By THANDIWE MOYO –
PANOS Institute Southern Africa (PSAf) says it is concerned at the inhumane conditions endured by inmates in most correctional facilities in Zambia, especially women and children.
PSAf Public Health Programme Manager Mamoletsane Khati said the organisation had embarked on a project to help improve living conditions for prisoners and circumstantial children.
The project dubbed “Prisoners’ Rights are Human Rights,” would be carried out in collaboration with media houses and other concerned organisations.
Ms Khati emphasised the need for Government to fully implement the articles under the Prisons Act for the improved welfare of the inmates, especially mothers and children.

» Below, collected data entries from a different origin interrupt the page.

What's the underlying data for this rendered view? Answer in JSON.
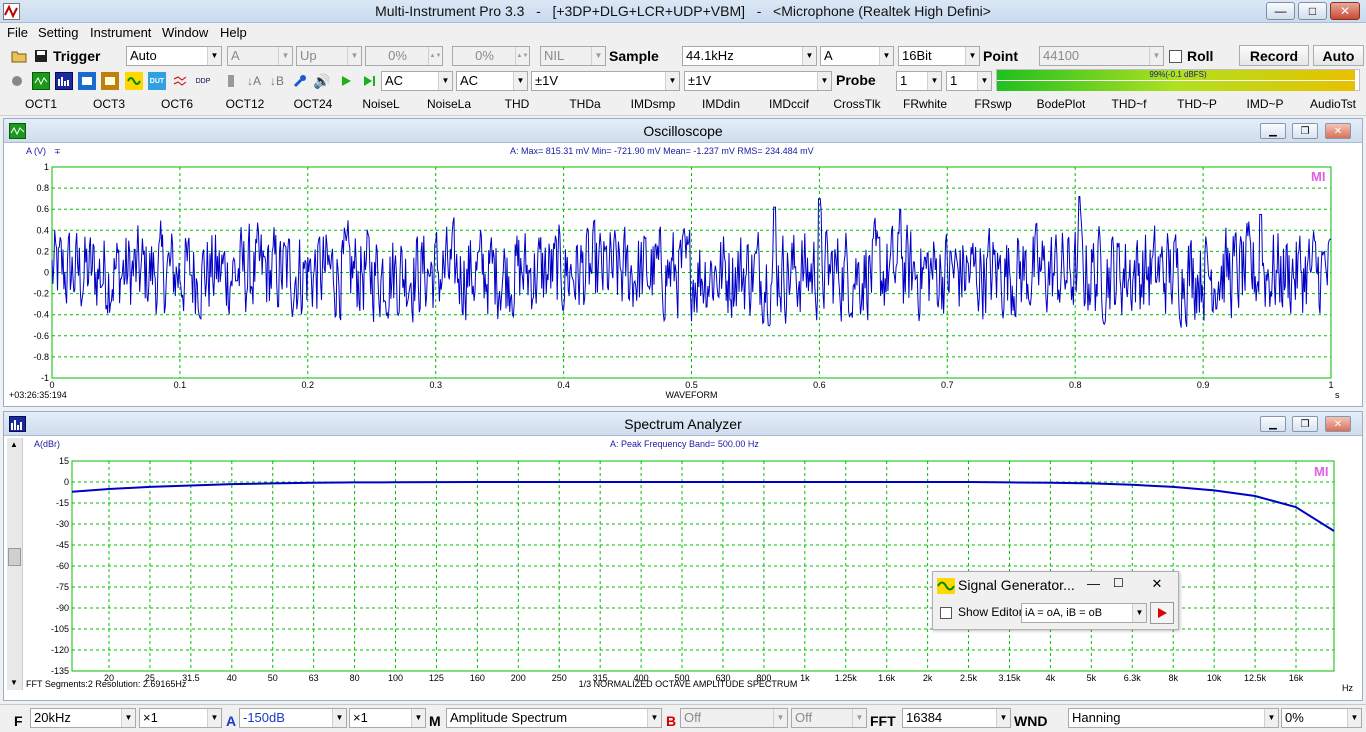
{
  "titlebar": {
    "title": "Multi-Instrument Pro 3.3   -   [+3DP+DLG+LCR+UDP+VBM]   -   <Microphone (Realtek High Defini>",
    "min": "—",
    "max": "□",
    "close": "✕"
  },
  "menu": [
    "File",
    "Setting",
    "Instrument",
    "Window",
    "Help"
  ],
  "toolbar1": {
    "trigger_label": "Trigger",
    "trigger_mode": "Auto",
    "channel": "A",
    "slope": "Up",
    "level1": "0%",
    "level2": "0%",
    "nil": "NIL",
    "sample_label": "Sample",
    "sample_rate": "44.1kHz",
    "input_channel": "A",
    "bits": "16Bit",
    "point_label": "Point",
    "points": "44100",
    "roll_label": "Roll",
    "record_label": "Record",
    "auto_label": "Auto"
  },
  "toolbar2": {
    "coupling_a": "AC",
    "coupling_b": "AC",
    "range_a": "±1V",
    "range_b": "±1V",
    "probe_label": "Probe",
    "probe_a": "1",
    "probe_b": "1",
    "level_meter_text": "99%(-0.1 dBFS)",
    "level_meter_fraction": 0.99
  },
  "functions": [
    "OCT1",
    "OCT3",
    "OCT6",
    "OCT12",
    "OCT24",
    "NoiseL",
    "NoiseLa",
    "THD",
    "THDa",
    "IMDsmp",
    "IMDdin",
    "IMDccif",
    "CrossTlk",
    "FRwhite",
    "FRswp",
    "BodePlot",
    "THD~f",
    "THD~P",
    "IMD~P",
    "AudioTst"
  ],
  "oscilloscope": {
    "title": "Oscilloscope",
    "ylabel": "A (V)",
    "stats": "A: Max=   815.31 mV  Min=   -721.90 mV  Mean=      -1.237 mV  RMS=    234.484 mV",
    "xlabel": "WAVEFORM",
    "xunit": "s",
    "timestamp": "+03:26:35:194",
    "logo": "MI"
  },
  "spectrum": {
    "title": "Spectrum Analyzer",
    "ylabel": "A(dBr)",
    "stats": "A: Peak Frequency Band=     500.00    Hz",
    "xlabel": "1/3 NORMALIZED OCTAVE AMPLITUDE SPECTRUM",
    "xunit": "Hz",
    "footer": "FFT  Segments:2     Resolution: 2.69165Hz",
    "logo": "MI"
  },
  "chart_data": [
    {
      "type": "line",
      "title": "Oscilloscope",
      "ylabel": "A (V)",
      "xlabel": "WAVEFORM",
      "xlim": [
        0,
        1
      ],
      "ylim": [
        -1,
        1
      ],
      "xticks": [
        "0",
        "0.1",
        "0.2",
        "0.3",
        "0.4",
        "0.5",
        "0.6",
        "0.7",
        "0.8",
        "0.9",
        "1"
      ],
      "yticks": [
        "1",
        "0.8",
        "0.6",
        "0.4",
        "0.2",
        "0",
        "-0.2",
        "-0.4",
        "-0.6",
        "-0.8",
        "-1"
      ],
      "grid": true,
      "series": [
        {
          "color": "#0000c8",
          "max": 0.81531,
          "min": -0.7219,
          "mean": -0.001237,
          "rms": 0.234484,
          "peaks": [
            {
              "x": 0.565,
              "y": 0.62
            },
            {
              "x": 0.803,
              "y": 0.72
            },
            {
              "x": 0.6,
              "y": 0.7
            },
            {
              "x": 0.945,
              "y": 0.55
            },
            {
              "x": 0.663,
              "y": 0.6
            }
          ]
        }
      ]
    },
    {
      "type": "line",
      "title": "Spectrum Analyzer",
      "ylabel": "A(dBr)",
      "xlabel": "1/3 NORMALIZED OCTAVE AMPLITUDE SPECTRUM",
      "ylim": [
        -135,
        15
      ],
      "yticks": [
        "15",
        "0",
        "-15",
        "-30",
        "-45",
        "-60",
        "-75",
        "-90",
        "-105",
        "-120",
        "-135"
      ],
      "x": [
        "20",
        "25",
        "31.5",
        "40",
        "50",
        "63",
        "80",
        "100",
        "125",
        "160",
        "200",
        "250",
        "315",
        "400",
        "500",
        "630",
        "800",
        "1k",
        "1.25k",
        "1.6k",
        "2k",
        "2.5k",
        "3.15k",
        "4k",
        "5k",
        "6.3k",
        "8k",
        "10k",
        "12.5k",
        "16k"
      ],
      "grid": true,
      "series": [
        {
          "color": "#0000c8",
          "values": [
            -5,
            -3.5,
            -2.5,
            -1.5,
            -1,
            -0.6,
            -0.3,
            -0.2,
            -0.1,
            0,
            0,
            0,
            0,
            0,
            0,
            0,
            0,
            0,
            0,
            0,
            0,
            0,
            -0.3,
            -0.6,
            -1,
            -2,
            -3.5,
            -6,
            -10,
            -18
          ]
        }
      ]
    }
  ],
  "siggen": {
    "title": "Signal Generator...",
    "show_editor": "Show Editor",
    "mapping": "iA = oA, iB = oB"
  },
  "statusbar": {
    "f_label": "F",
    "freq_range": "20kHz",
    "x_zoom": "×1",
    "a_label": "A",
    "a_range": "-150dB",
    "a_zoom": "×1",
    "m_label": "M",
    "mode": "Amplitude Spectrum",
    "b_label": "B",
    "b_range": "Off",
    "b_zoom": "Off",
    "fft_label": "FFT",
    "fft_size": "16384",
    "wnd_label": "WND",
    "window": "Hanning",
    "overlap": "0%"
  }
}
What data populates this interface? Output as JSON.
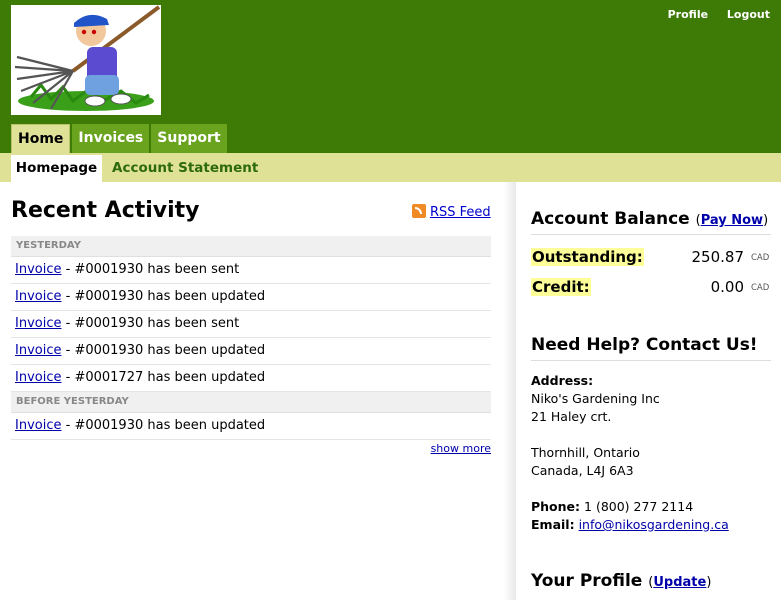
{
  "header": {
    "links": [
      "Profile",
      "Logout"
    ],
    "tabs": [
      "Home",
      "Invoices",
      "Support"
    ],
    "subtabs": [
      "Homepage",
      "Account Statement"
    ]
  },
  "activity": {
    "title": "Recent Activity",
    "rss_label": "RSS Feed",
    "sections": [
      {
        "label": "YESTERDAY",
        "rows": [
          {
            "link": "Invoice",
            "text": " - #0001930 has been sent"
          },
          {
            "link": "Invoice",
            "text": " - #0001930 has been updated"
          },
          {
            "link": "Invoice",
            "text": " - #0001930 has been sent"
          },
          {
            "link": "Invoice",
            "text": " - #0001930 has been updated"
          },
          {
            "link": "Invoice",
            "text": " - #0001727 has been updated"
          }
        ]
      },
      {
        "label": "BEFORE YESTERDAY",
        "rows": [
          {
            "link": "Invoice",
            "text": " - #0001930 has been updated"
          }
        ]
      }
    ],
    "show_more": "show more"
  },
  "balance": {
    "title": "Account Balance",
    "pay_now": "Pay Now",
    "outstanding_label": "Outstanding:",
    "outstanding_value": "250.87",
    "credit_label": "Credit:",
    "credit_value": "0.00",
    "currency": "CAD"
  },
  "help": {
    "title": "Need Help? Contact Us!",
    "address_label": "Address:",
    "address_lines": [
      "Niko's Gardening Inc",
      "21 Haley crt.",
      "",
      "Thornhill, Ontario",
      "Canada, L4J 6A3"
    ],
    "phone_label": "Phone:",
    "phone": "1 (800) 277 2114",
    "email_label": "Email:",
    "email": "info@nikosgardening.ca"
  },
  "profile": {
    "title": "Your Profile",
    "update": "Update"
  }
}
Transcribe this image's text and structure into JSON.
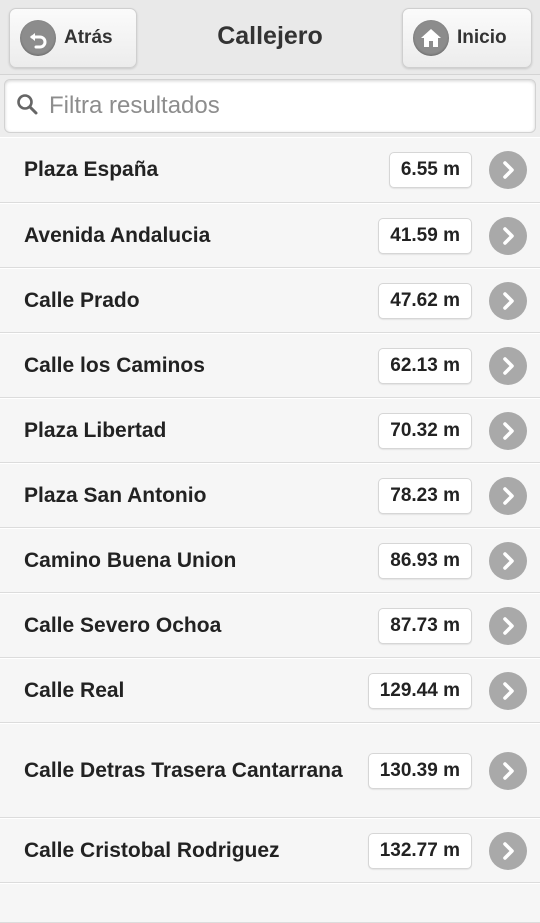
{
  "header": {
    "back_label": "Atrás",
    "title": "Callejero",
    "home_label": "Inicio"
  },
  "search": {
    "placeholder": "Filtra resultados",
    "value": ""
  },
  "items": [
    {
      "name": "Plaza España",
      "distance": "6.55 m"
    },
    {
      "name": "Avenida Andalucia",
      "distance": "41.59 m"
    },
    {
      "name": "Calle Prado",
      "distance": "47.62 m"
    },
    {
      "name": "Calle los Caminos",
      "distance": "62.13 m"
    },
    {
      "name": "Plaza Libertad",
      "distance": "70.32 m"
    },
    {
      "name": "Plaza San Antonio",
      "distance": "78.23 m"
    },
    {
      "name": "Camino Buena Union",
      "distance": "86.93 m"
    },
    {
      "name": "Calle Severo Ochoa",
      "distance": "87.73 m"
    },
    {
      "name": "Calle Real",
      "distance": "129.44 m"
    },
    {
      "name": "Calle Detras Trasera Cantarrana",
      "distance": "130.39 m"
    },
    {
      "name": "Calle Cristobal Rodriguez",
      "distance": "132.77 m"
    },
    {
      "name": "",
      "distance": ""
    }
  ],
  "icons": {
    "back": "arrow-back-icon",
    "home": "home-icon",
    "search": "search-icon",
    "row_arrow": "chevron-right-icon"
  }
}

“If the law is effectively implemented, there would be positive changes especially for children. The Prisons Act provides that circumstantial children need to be allowed an environment where they can have access to health care,” she said.
She said it was disheartening that most prisons in Zambia provided only two meals or one combined meal for an inmate.
He said these meals were often lacking in nutritional values and not good enough to support the proper development of children growing up with their mothers in correctional facilities.
“Our study also revealed that mothers have to share their foods with children and the quantity of food is not enough to cater for (nutritional needs of) both the mother and child,” she said.
Ms Khati said from the age of six months, children needed soft foods such as porridge but that the prisons had no facility of catering to such special needs.
Meanwhile, the Prison Care and Counselling Association (PRISCCA) appealed to the government to include those incarcerated on the Social Cash Transfer Scheme (SCT).
PRISCA executive director Godfrey Malembeka said women inmates and circumstantial children were also a group of people who were vulnerable and needed to be helped.
“Government should consider including the female inmates on the SCT scheme so they could also be empowered,” he said.